Presidente, cosa propone per arginare il fenomeno?
«Aumentare il numero di medici da formare con il percorso dei tre anni. Se cresce la platea dei medici da utilizzare e la loro immediata disponibilità, avremo più medici di famiglia, ma anche più personale per il 118 e le guardie mediche. Poi c’è un tema più generale.
Sarebbe?
«Quello in prospettiva di equiparare la formazione alla medicina generale a una vera specializzazione medica parametrata su crediti formativi universitari. Ne stiamo ragionando con il ministero, con cui abbiamo già un’interlocuzione molto forte.
Che errore è stato commesso finora?
«L’aver decretato la fine di un rapporto di lavoro fortemente legato all’atto di fiducia con il cittadino, per trasformare la figura del medico di base in un burocrate del distretto. Questo passaggio apre una seria prospettiva alla sanità privata. Oggi se si cerca un medico che ti viene a visitare durante la notte ci si rivolge ad una delle tante società private che offre servizi “scopiazzando” il lavoro della medicina generale. Se i medici diventano burocrati è chiaro che la comunità si organizza in maniera diversa».
Cosa ha contribuito a lasciare tutto questo margine ai privati?
«Agli inizi degli anni duemila le prime convenzioni avevano introdotto la presenza di infermieri e di collaboratori di studio per ogni medico. Questo avrebbe condotto a una gestione di equipe della medicina generale e dell’assistenza primaria. Oggi viviamo una situazione ancora diversa: il nostro sistema riconosce 31 differenti professioni sanitarie presenti negli ospedali, ma non sul territorio. Integrare queste figure anche all’interno della medicina di prossimità sarebbe un modo per difendere la sanità pubblica. I medici di base non solo dovrebbero avere infermieri e personale amministrativo, ma delle vere e proprie squadre di lavoro».

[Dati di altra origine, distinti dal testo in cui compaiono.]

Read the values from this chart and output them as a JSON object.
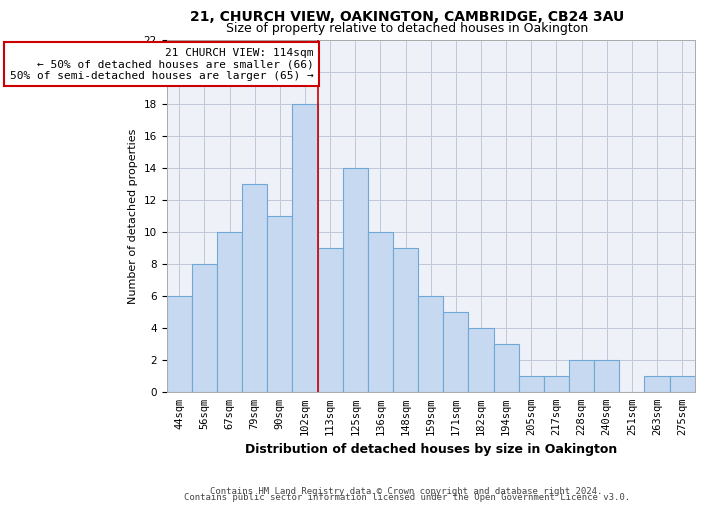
{
  "title": "21, CHURCH VIEW, OAKINGTON, CAMBRIDGE, CB24 3AU",
  "subtitle": "Size of property relative to detached houses in Oakington",
  "xlabel": "Distribution of detached houses by size in Oakington",
  "ylabel": "Number of detached properties",
  "categories": [
    "44sqm",
    "56sqm",
    "67sqm",
    "79sqm",
    "90sqm",
    "102sqm",
    "113sqm",
    "125sqm",
    "136sqm",
    "148sqm",
    "159sqm",
    "171sqm",
    "182sqm",
    "194sqm",
    "205sqm",
    "217sqm",
    "228sqm",
    "240sqm",
    "251sqm",
    "263sqm",
    "275sqm"
  ],
  "values": [
    6,
    8,
    10,
    13,
    11,
    18,
    9,
    14,
    10,
    9,
    6,
    5,
    4,
    3,
    1,
    1,
    2,
    2,
    0,
    1,
    1
  ],
  "bar_color": "#c7d9f0",
  "bar_edge_color": "#6fa8d6",
  "grid_color": "#c0c8d8",
  "background_color": "#eef2f8",
  "subject_line_index": 6,
  "annotation_text": "21 CHURCH VIEW: 114sqm\n← 50% of detached houses are smaller (66)\n50% of semi-detached houses are larger (65) →",
  "annotation_box_color": "#ffffff",
  "annotation_box_edge": "#cc0000",
  "subject_line_color": "#cc0000",
  "ylim": [
    0,
    22
  ],
  "yticks": [
    0,
    2,
    4,
    6,
    8,
    10,
    12,
    14,
    16,
    18,
    20,
    22
  ],
  "footer_line1": "Contains HM Land Registry data © Crown copyright and database right 2024.",
  "footer_line2": "Contains public sector information licensed under the Open Government Licence v3.0.",
  "title_fontsize": 10,
  "subtitle_fontsize": 9,
  "ylabel_fontsize": 8,
  "xlabel_fontsize": 9,
  "tick_fontsize": 7.5,
  "annotation_fontsize": 8,
  "footer_fontsize": 6.5
}
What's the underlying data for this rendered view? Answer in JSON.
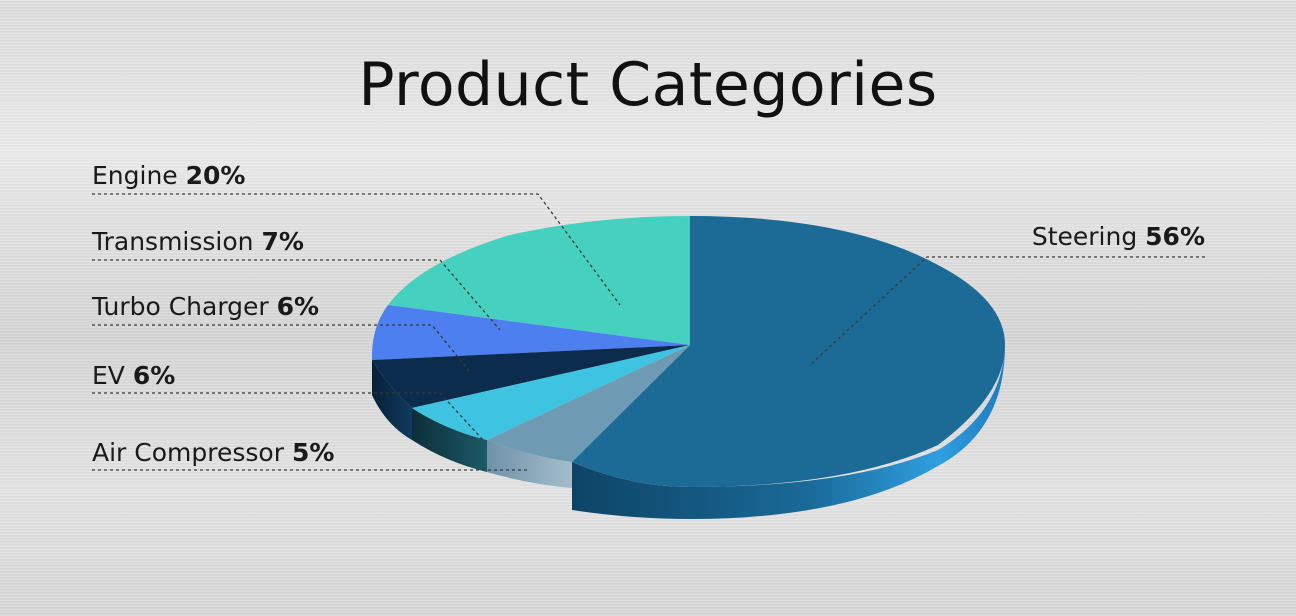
{
  "title": "Product Categories",
  "chart_data": {
    "type": "pie",
    "title": "Product Categories",
    "slices": [
      {
        "label": "Steering",
        "value": 56,
        "value_label": "56%",
        "color": "#1c6b97"
      },
      {
        "label": "Engine",
        "value": 20,
        "value_label": "20%",
        "color": "#46d0bf"
      },
      {
        "label": "Transmission",
        "value": 7,
        "value_label": "7%",
        "color": "#4d7ff0"
      },
      {
        "label": "Turbo Charger",
        "value": 6,
        "value_label": "6%",
        "color": "#0b2c4d"
      },
      {
        "label": "EV",
        "value": 6,
        "value_label": "6%",
        "color": "#3ec4e0"
      },
      {
        "label": "Air Compressor",
        "value": 5,
        "value_label": "5%",
        "color": "#6e9bb3"
      }
    ],
    "legend": "none",
    "style": "3d-tilted"
  }
}
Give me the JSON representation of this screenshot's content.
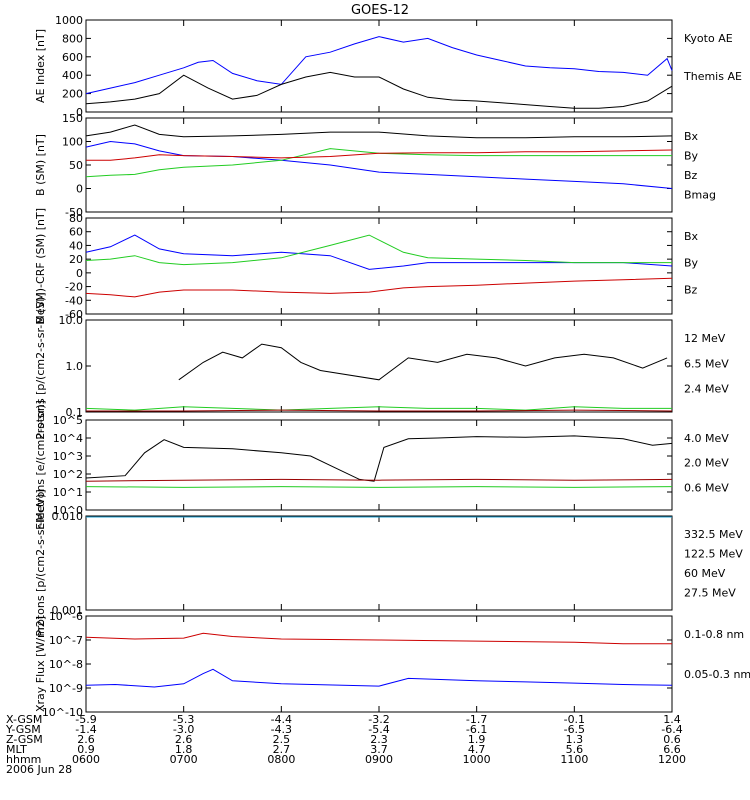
{
  "title": "GOES-12",
  "colors": {
    "blue": "#0000ff",
    "black": "#000000",
    "green": "#22cc22",
    "red": "#cc0000",
    "darkred": "#990000",
    "yellow": "#e6c800",
    "cyan": "#1fa3d6"
  },
  "chart_data": [
    {
      "type": "line",
      "ylabel": "AE Index [nT]",
      "ylim": [
        0,
        1000
      ],
      "yscale": "linear",
      "yticks": [
        "0",
        "200",
        "400",
        "600",
        "800",
        "1000"
      ],
      "legend": [
        {
          "label": "Kyoto AE",
          "color": "#0000ff"
        },
        {
          "label": "Themis AE",
          "color": "#000000"
        }
      ],
      "series": [
        {
          "name": "Kyoto AE",
          "color": "#0000ff",
          "x": [
            0,
            0.25,
            0.5,
            0.75,
            1,
            1.15,
            1.3,
            1.5,
            1.75,
            2,
            2.25,
            2.5,
            2.75,
            3,
            3.25,
            3.5,
            3.75,
            4,
            4.25,
            4.5,
            4.75,
            5,
            5.25,
            5.5,
            5.75,
            5.95,
            6
          ],
          "y": [
            200,
            260,
            320,
            400,
            480,
            540,
            560,
            420,
            340,
            300,
            600,
            650,
            740,
            820,
            760,
            800,
            700,
            620,
            560,
            500,
            480,
            470,
            440,
            430,
            400,
            580,
            450
          ]
        },
        {
          "name": "Themis AE",
          "color": "#000000",
          "x": [
            0,
            0.25,
            0.5,
            0.75,
            1,
            1.25,
            1.5,
            1.75,
            2,
            2.25,
            2.5,
            2.75,
            3,
            3.25,
            3.5,
            3.75,
            4,
            4.25,
            4.5,
            4.75,
            5,
            5.25,
            5.5,
            5.75,
            6
          ],
          "y": [
            90,
            110,
            140,
            200,
            400,
            260,
            140,
            180,
            300,
            380,
            430,
            380,
            380,
            250,
            160,
            130,
            120,
            100,
            80,
            60,
            40,
            40,
            60,
            120,
            280
          ]
        }
      ]
    },
    {
      "type": "line",
      "ylabel": "B (SM) [nT]",
      "ylim": [
        -50,
        150
      ],
      "yscale": "linear",
      "yticks": [
        "-50",
        "0",
        "50",
        "100",
        "150"
      ],
      "legend": [
        {
          "label": "Bx",
          "color": "#0000ff"
        },
        {
          "label": "By",
          "color": "#22cc22"
        },
        {
          "label": "Bz",
          "color": "#cc0000"
        },
        {
          "label": "Bmag",
          "color": "#000000"
        }
      ],
      "series": [
        {
          "name": "Bx",
          "color": "#0000ff",
          "x": [
            0,
            0.25,
            0.5,
            0.75,
            1,
            1.5,
            2,
            2.5,
            3,
            3.5,
            4,
            4.5,
            5,
            5.5,
            6
          ],
          "y": [
            88,
            100,
            95,
            80,
            70,
            68,
            60,
            50,
            35,
            30,
            25,
            20,
            15,
            10,
            0
          ]
        },
        {
          "name": "By",
          "color": "#22cc22",
          "x": [
            0,
            0.25,
            0.5,
            0.75,
            1,
            1.5,
            2,
            2.5,
            3,
            3.5,
            4,
            4.5,
            5,
            5.5,
            6
          ],
          "y": [
            25,
            28,
            30,
            40,
            45,
            50,
            60,
            85,
            75,
            72,
            70,
            70,
            70,
            70,
            70
          ]
        },
        {
          "name": "Bz",
          "color": "#cc0000",
          "x": [
            0,
            0.25,
            0.5,
            0.75,
            1,
            1.5,
            2,
            2.5,
            3,
            3.5,
            4,
            4.5,
            5,
            5.5,
            6
          ],
          "y": [
            60,
            60,
            65,
            72,
            70,
            68,
            65,
            68,
            75,
            76,
            76,
            78,
            78,
            80,
            82
          ]
        },
        {
          "name": "Bmag",
          "color": "#000000",
          "x": [
            0,
            0.25,
            0.5,
            0.75,
            1,
            1.5,
            2,
            2.5,
            3,
            3.5,
            4,
            4.5,
            5,
            5.5,
            6
          ],
          "y": [
            112,
            120,
            135,
            115,
            110,
            112,
            115,
            120,
            120,
            112,
            108,
            108,
            110,
            110,
            112
          ]
        }
      ]
    },
    {
      "type": "line",
      "ylabel": "B (SM)-CRF (SM) [nT]",
      "ylim": [
        -60,
        80
      ],
      "yscale": "linear",
      "yticks": [
        "-60",
        "-40",
        "-20",
        "0",
        "20",
        "40",
        "60",
        "80"
      ],
      "legend": [
        {
          "label": "Bx",
          "color": "#0000ff"
        },
        {
          "label": "By",
          "color": "#22cc22"
        },
        {
          "label": "Bz",
          "color": "#cc0000"
        }
      ],
      "series": [
        {
          "name": "Bx",
          "color": "#0000ff",
          "x": [
            0,
            0.25,
            0.5,
            0.75,
            1,
            1.5,
            2,
            2.5,
            2.9,
            3.25,
            3.5,
            4,
            4.5,
            5,
            5.5,
            6
          ],
          "y": [
            30,
            38,
            55,
            35,
            28,
            25,
            30,
            25,
            5,
            10,
            15,
            15,
            15,
            15,
            15,
            10
          ]
        },
        {
          "name": "By",
          "color": "#22cc22",
          "x": [
            0,
            0.25,
            0.5,
            0.75,
            1,
            1.5,
            2,
            2.5,
            2.9,
            3.25,
            3.5,
            4,
            4.5,
            5,
            5.5,
            6
          ],
          "y": [
            18,
            20,
            25,
            15,
            12,
            15,
            22,
            40,
            55,
            30,
            22,
            20,
            18,
            15,
            15,
            15
          ]
        },
        {
          "name": "Bz",
          "color": "#cc0000",
          "x": [
            0,
            0.25,
            0.5,
            0.75,
            1,
            1.5,
            2,
            2.5,
            2.9,
            3.25,
            3.5,
            4,
            4.5,
            5,
            5.5,
            6
          ],
          "y": [
            -30,
            -32,
            -35,
            -28,
            -25,
            -25,
            -28,
            -30,
            -28,
            -22,
            -20,
            -18,
            -15,
            -12,
            -10,
            -8
          ]
        }
      ]
    },
    {
      "type": "line",
      "ylabel": "Protons [p/(cm2-s-sr-MeV)]",
      "ylim": [
        0.1,
        10
      ],
      "yscale": "log",
      "yticks": [
        "0.1",
        "1.0",
        "10.0"
      ],
      "legend": [
        {
          "label": "12 MeV",
          "color": "#990000"
        },
        {
          "label": "6.5 MeV",
          "color": "#22cc22"
        },
        {
          "label": "2.4 MeV",
          "color": "#000000"
        }
      ],
      "series": [
        {
          "name": "2.4 MeV",
          "color": "#000000",
          "x": [
            0.95,
            1.2,
            1.4,
            1.6,
            1.8,
            2,
            2.2,
            2.4,
            3.0,
            3.3,
            3.6,
            3.9,
            4.2,
            4.5,
            4.8,
            5.1,
            5.4,
            5.7,
            5.95
          ],
          "y": [
            0.5,
            1.2,
            2.0,
            1.5,
            3.0,
            2.5,
            1.2,
            0.8,
            0.5,
            1.5,
            1.2,
            1.8,
            1.5,
            1.0,
            1.5,
            1.8,
            1.5,
            0.9,
            1.5
          ]
        },
        {
          "name": "6.5 MeV",
          "color": "#22cc22",
          "x": [
            0,
            0.5,
            1,
            1.5,
            2,
            2.5,
            3,
            3.5,
            4,
            4.5,
            5,
            5.5,
            6
          ],
          "y": [
            0.12,
            0.11,
            0.13,
            0.12,
            0.11,
            0.12,
            0.13,
            0.12,
            0.12,
            0.11,
            0.13,
            0.12,
            0.12
          ]
        },
        {
          "name": "12 MeV",
          "color": "#990000",
          "x": [
            0,
            1,
            2,
            3,
            4,
            5,
            6
          ],
          "y": [
            0.1,
            0.1,
            0.11,
            0.1,
            0.1,
            0.11,
            0.1
          ]
        }
      ]
    },
    {
      "type": "line",
      "ylabel": "Electrons [e/(cm2-s-sr)]",
      "ylim": [
        1,
        100000
      ],
      "yscale": "log",
      "yticks": [
        "10^0",
        "10^1",
        "10^2",
        "10^3",
        "10^4",
        "10^5"
      ],
      "legend": [
        {
          "label": "4.0 MeV",
          "color": "#990000"
        },
        {
          "label": "2.0 MeV",
          "color": "#22cc22"
        },
        {
          "label": "0.6 MeV",
          "color": "#000000"
        }
      ],
      "series": [
        {
          "name": "0.6 MeV",
          "color": "#000000",
          "x": [
            0,
            0.4,
            0.6,
            0.8,
            1.0,
            1.5,
            2.0,
            2.3,
            2.5,
            2.8,
            2.95,
            3.05,
            3.3,
            3.6,
            4,
            4.5,
            5,
            5.5,
            5.8,
            6
          ],
          "y": [
            60,
            80,
            1500,
            8000,
            3000,
            2500,
            1500,
            1000,
            300,
            50,
            40,
            3000,
            9000,
            10000,
            12000,
            11000,
            13000,
            9000,
            4000,
            5000
          ]
        },
        {
          "name": "2.0 MeV",
          "color": "#22cc22",
          "x": [
            0,
            1,
            2,
            3,
            4,
            5,
            6
          ],
          "y": [
            20,
            18,
            20,
            18,
            20,
            18,
            20
          ]
        },
        {
          "name": "4.0 MeV",
          "color": "#990000",
          "x": [
            0,
            1,
            2,
            3,
            4,
            5,
            6
          ],
          "y": [
            40,
            45,
            50,
            45,
            50,
            45,
            50
          ]
        }
      ]
    },
    {
      "type": "line",
      "ylabel": "Protons [p/(cm2-s-sr-MeV)]",
      "ylim": [
        0.001,
        0.1
      ],
      "yscale": "log",
      "yticks": [
        "0.001",
        "0.010"
      ],
      "legend": [
        {
          "label": "332.5 MeV",
          "color": "#cc0000"
        },
        {
          "label": "122.5 MeV",
          "color": "#e6c800"
        },
        {
          "label": "60 MeV",
          "color": "#1fa3d6"
        },
        {
          "label": "27.5 MeV",
          "color": "#000000"
        }
      ],
      "series": [
        {
          "name": "27.5 MeV",
          "color": "#000000",
          "x": [
            0,
            1,
            2,
            3,
            4,
            5,
            6
          ],
          "y": [
            0.02,
            0.02,
            0.02,
            0.02,
            0.02,
            0.02,
            0.02
          ]
        },
        {
          "name": "60 MeV",
          "color": "#1fa3d6",
          "x": [
            0,
            1,
            2,
            3,
            4,
            5,
            6
          ],
          "y": [
            0.015,
            0.014,
            0.015,
            0.014,
            0.015,
            0.014,
            0.015
          ]
        }
      ]
    },
    {
      "type": "line",
      "ylabel": "Xray Flux [W/m2]",
      "ylim": [
        1e-10,
        1e-08
      ],
      "yscale": "log",
      "yticks": [
        "10^-10",
        "10^-9",
        "10^-8",
        "10^-7",
        "10^-6"
      ],
      "legend": [
        {
          "label": "0.1-0.8 nm",
          "color": "#cc0000"
        },
        {
          "label": "0.05-0.3 nm",
          "color": "#0000ff"
        }
      ],
      "series": [
        {
          "name": "0.1-0.8 nm",
          "color": "#cc0000",
          "x": [
            0,
            0.5,
            1,
            1.2,
            1.5,
            2,
            3,
            4,
            5,
            5.5,
            6
          ],
          "y": [
            1.3e-07,
            1.1e-07,
            1.2e-07,
            1.9e-07,
            1.4e-07,
            1.1e-07,
            1e-07,
            9e-08,
            8e-08,
            7e-08,
            7e-08
          ]
        },
        {
          "name": "0.05-0.3 nm",
          "color": "#0000ff",
          "x": [
            0,
            0.3,
            0.7,
            1,
            1.2,
            1.3,
            1.5,
            2,
            3,
            3.3,
            4,
            4.5,
            5,
            5.5,
            6
          ],
          "y": [
            1.3e-09,
            1.4e-09,
            1.1e-09,
            1.5e-09,
            4e-09,
            6e-09,
            2e-09,
            1.5e-09,
            1.2e-09,
            2.5e-09,
            2e-09,
            1.8e-09,
            1.6e-09,
            1.4e-09,
            1.3e-09
          ]
        }
      ]
    }
  ],
  "footer": {
    "labels": [
      "X-GSM",
      "Y-GSM",
      "Z-GSM",
      "MLT",
      "hhmm",
      "2006 Jun 28"
    ],
    "columns": [
      {
        "xgsm": "-5.9",
        "ygsm": "-1.4",
        "zgsm": "2.6",
        "mlt": "0.9",
        "hhmm": "0600"
      },
      {
        "xgsm": "-5.3",
        "ygsm": "-3.0",
        "zgsm": "2.6",
        "mlt": "1.8",
        "hhmm": "0700"
      },
      {
        "xgsm": "-4.4",
        "ygsm": "-4.3",
        "zgsm": "2.5",
        "mlt": "2.7",
        "hhmm": "0800"
      },
      {
        "xgsm": "-3.2",
        "ygsm": "-5.4",
        "zgsm": "2.3",
        "mlt": "3.7",
        "hhmm": "0900"
      },
      {
        "xgsm": "-1.7",
        "ygsm": "-6.1",
        "zgsm": "1.9",
        "mlt": "4.7",
        "hhmm": "1000"
      },
      {
        "xgsm": "-0.1",
        "ygsm": "-6.5",
        "zgsm": "1.3",
        "mlt": "5.6",
        "hhmm": "1100"
      },
      {
        "xgsm": "1.4",
        "ygsm": "-6.4",
        "zgsm": "0.6",
        "mlt": "6.6",
        "hhmm": "1200"
      }
    ]
  }
}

Che ruolo dovranno giocare regioni e governo in futuro?
«Le Regioni hanno puntato tutto sulle strutture ospedaliere senza potenziare l’attività territoriale. Se continuiamo così la gente spenderà sempre di più di tasca sua, sottraendo risorse al sistema sanitario nazionale che rischia di scoppiare. La scelta del governo di puntare sul Pnrr per cambiare tac e ammodernare gli ospedali è giustissima. Ma non riforma la Sanità. La Sanità si riforma se si punta sui professionisti. L’unico vero punto di svolta è mettere i medici nelle condizioni di lavorare con le altre professioni».